The EU and Morocco have a longstanding common history. Their ties have deepened over the last decades through several international agreements: An association agreement in 1996, a fisheries agreement in 2007, advanced status in 2008, and an agricultural agreement in 2012.
Today, some of these trade agreements are being questioned in the wake of ECJ rulings. In early January, ECJ advocate-general Melchior Wathelet argued that the current fisheries agreement was invalid, because it includes the territories of the western Sahara. Against this background, it’s worth bearing a few things in mind.
First, the EU-Morocco fisheries agreement is mutually beneficial. On the EU side, it provides jobs and activities to European fishermen; more than 120 vessels set sail regularly from Europe to the waters of the Sahara. consumer benefit from this agreement, given the high-value of the catches entering the European market.
Meanwhile, the positive consequences for the local populations of Sahara are non-questionable. The cities of Laâyoune, Boujdour, Dakhla, have developed an economy centered around the fisheries industry. Each euro invested in the Western Sahara - the EU has provided €40m in funding - has resulted in economic activities worth three times that amount.
Clearly, EU investments in the Western Sahara benefit the people living in the region. This is my first response to the questions raised by the advocate-general; the European Commission is carrying out further investigations which should confirm these facts.
Consultations were held with NGOs in Rabat and Brussels, including members of the Polisario Front, which aims to end Moroccan presence in the Western Sahara. The scope of these consultations was wide, ensuring the legitimacy of the process. This is my second response to the legal issues raised by Wathelet.

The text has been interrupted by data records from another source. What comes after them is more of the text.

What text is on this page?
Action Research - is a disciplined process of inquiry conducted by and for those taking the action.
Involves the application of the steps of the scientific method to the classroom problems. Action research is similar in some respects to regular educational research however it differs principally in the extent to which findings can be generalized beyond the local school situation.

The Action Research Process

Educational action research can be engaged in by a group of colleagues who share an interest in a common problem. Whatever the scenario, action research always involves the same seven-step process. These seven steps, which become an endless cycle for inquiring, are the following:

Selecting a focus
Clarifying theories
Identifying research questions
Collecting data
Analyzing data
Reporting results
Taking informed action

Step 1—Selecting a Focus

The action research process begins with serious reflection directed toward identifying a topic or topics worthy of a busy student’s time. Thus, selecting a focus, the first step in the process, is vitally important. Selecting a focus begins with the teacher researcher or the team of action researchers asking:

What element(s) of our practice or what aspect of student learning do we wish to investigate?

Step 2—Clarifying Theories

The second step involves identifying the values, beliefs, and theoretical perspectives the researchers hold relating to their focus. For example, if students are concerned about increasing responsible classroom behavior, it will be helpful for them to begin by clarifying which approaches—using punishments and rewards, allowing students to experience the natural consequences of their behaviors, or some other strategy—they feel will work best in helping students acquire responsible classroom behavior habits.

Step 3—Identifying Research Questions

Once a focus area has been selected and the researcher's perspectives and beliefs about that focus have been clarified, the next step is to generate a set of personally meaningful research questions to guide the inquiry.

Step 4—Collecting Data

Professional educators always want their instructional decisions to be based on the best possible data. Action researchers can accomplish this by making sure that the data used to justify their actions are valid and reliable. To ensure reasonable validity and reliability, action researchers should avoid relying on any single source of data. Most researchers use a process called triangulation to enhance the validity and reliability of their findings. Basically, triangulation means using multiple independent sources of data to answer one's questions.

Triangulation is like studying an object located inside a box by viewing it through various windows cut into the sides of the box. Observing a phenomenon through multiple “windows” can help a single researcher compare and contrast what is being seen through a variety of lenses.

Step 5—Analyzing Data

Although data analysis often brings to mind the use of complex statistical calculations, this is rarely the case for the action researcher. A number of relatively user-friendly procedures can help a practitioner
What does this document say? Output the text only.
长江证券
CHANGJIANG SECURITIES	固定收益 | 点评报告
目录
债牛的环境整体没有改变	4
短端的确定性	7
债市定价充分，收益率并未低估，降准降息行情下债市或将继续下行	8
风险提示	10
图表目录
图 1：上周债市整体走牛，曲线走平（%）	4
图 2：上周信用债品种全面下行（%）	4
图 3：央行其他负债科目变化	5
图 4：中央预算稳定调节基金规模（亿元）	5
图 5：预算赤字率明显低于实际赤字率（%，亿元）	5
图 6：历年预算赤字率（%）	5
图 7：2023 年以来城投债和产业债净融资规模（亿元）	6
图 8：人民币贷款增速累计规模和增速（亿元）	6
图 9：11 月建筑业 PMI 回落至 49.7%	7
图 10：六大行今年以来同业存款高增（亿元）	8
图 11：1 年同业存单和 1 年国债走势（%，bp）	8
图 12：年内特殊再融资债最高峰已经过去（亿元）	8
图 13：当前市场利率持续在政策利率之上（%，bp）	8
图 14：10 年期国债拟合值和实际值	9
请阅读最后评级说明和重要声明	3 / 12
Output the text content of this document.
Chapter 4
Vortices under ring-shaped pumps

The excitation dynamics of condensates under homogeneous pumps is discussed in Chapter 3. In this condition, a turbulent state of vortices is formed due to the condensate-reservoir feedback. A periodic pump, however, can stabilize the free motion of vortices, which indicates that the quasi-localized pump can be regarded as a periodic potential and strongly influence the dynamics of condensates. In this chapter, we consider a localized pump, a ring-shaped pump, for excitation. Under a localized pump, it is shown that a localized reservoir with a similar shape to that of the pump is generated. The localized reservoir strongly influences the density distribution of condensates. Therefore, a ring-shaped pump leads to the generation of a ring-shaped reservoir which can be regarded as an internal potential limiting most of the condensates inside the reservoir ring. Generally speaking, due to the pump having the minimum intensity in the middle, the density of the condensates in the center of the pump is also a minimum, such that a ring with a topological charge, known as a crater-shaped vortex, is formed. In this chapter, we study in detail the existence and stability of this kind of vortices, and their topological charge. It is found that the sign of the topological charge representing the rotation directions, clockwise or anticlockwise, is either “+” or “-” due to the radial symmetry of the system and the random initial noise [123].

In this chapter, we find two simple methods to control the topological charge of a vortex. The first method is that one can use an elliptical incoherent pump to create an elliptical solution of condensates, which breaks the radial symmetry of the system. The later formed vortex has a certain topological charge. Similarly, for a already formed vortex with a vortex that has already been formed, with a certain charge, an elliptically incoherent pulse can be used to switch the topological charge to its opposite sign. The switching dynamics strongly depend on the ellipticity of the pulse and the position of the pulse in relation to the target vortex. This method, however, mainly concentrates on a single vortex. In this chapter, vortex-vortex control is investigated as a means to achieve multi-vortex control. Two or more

However, the EU should not limit its relations with Morocco to recent legal events. EU-Morocco relations are about more than trade - they encompass many more issues, such as the fight against terrorism, radicalisation, the development of an in-depth economic area and the construction of an area of cooperation between Africa and Europe, where Morocco can act as a springboard. The fight against terrorism, migration and economic development represent the three pillars of our diplomatic ties with Morocco.
It’s important to remember that in 2015, 2016 and 2017, terror attacks in Europe were prevented thanks to our cooperation with Moroccan intelligence. The EU has a strategic interest in deepening its security and intelligence cooperation with Morocco.
As the eastern migration gate closes following the EU agreement with Turkey, new roads are emerging. A reshaping of migration flows is taking place, where western flows are gradually becoming stronger. Morocco has gone from being a transit country to being a host country, putting more and more pressure on its external borders, including those with Europe. As such, the EU cannot ignore the necessity to work closely with its neighbour partners, namely Morocco. It means we need to re-start a discussion on migration and we need to step up EU financial actions towards Morocco and Africa to help the economic development in this part of the world in order to tackle the root causes of migration.
Our discussion with Morocco should evolve towards a policy of strategic investments. Morocco should be able to take part in EU-wide policies, such as the single digital market, and it should also be able to work on strategic common projects such as a physical motorway bridge between Morocco and Spain.
All these points should be the strategic priorities of the EU-Morocco relationship, the bigger picture we should always have in mind. This is what I will focus on over the next year in the European Parliament as regards EU-Morocco policies and EU external policies.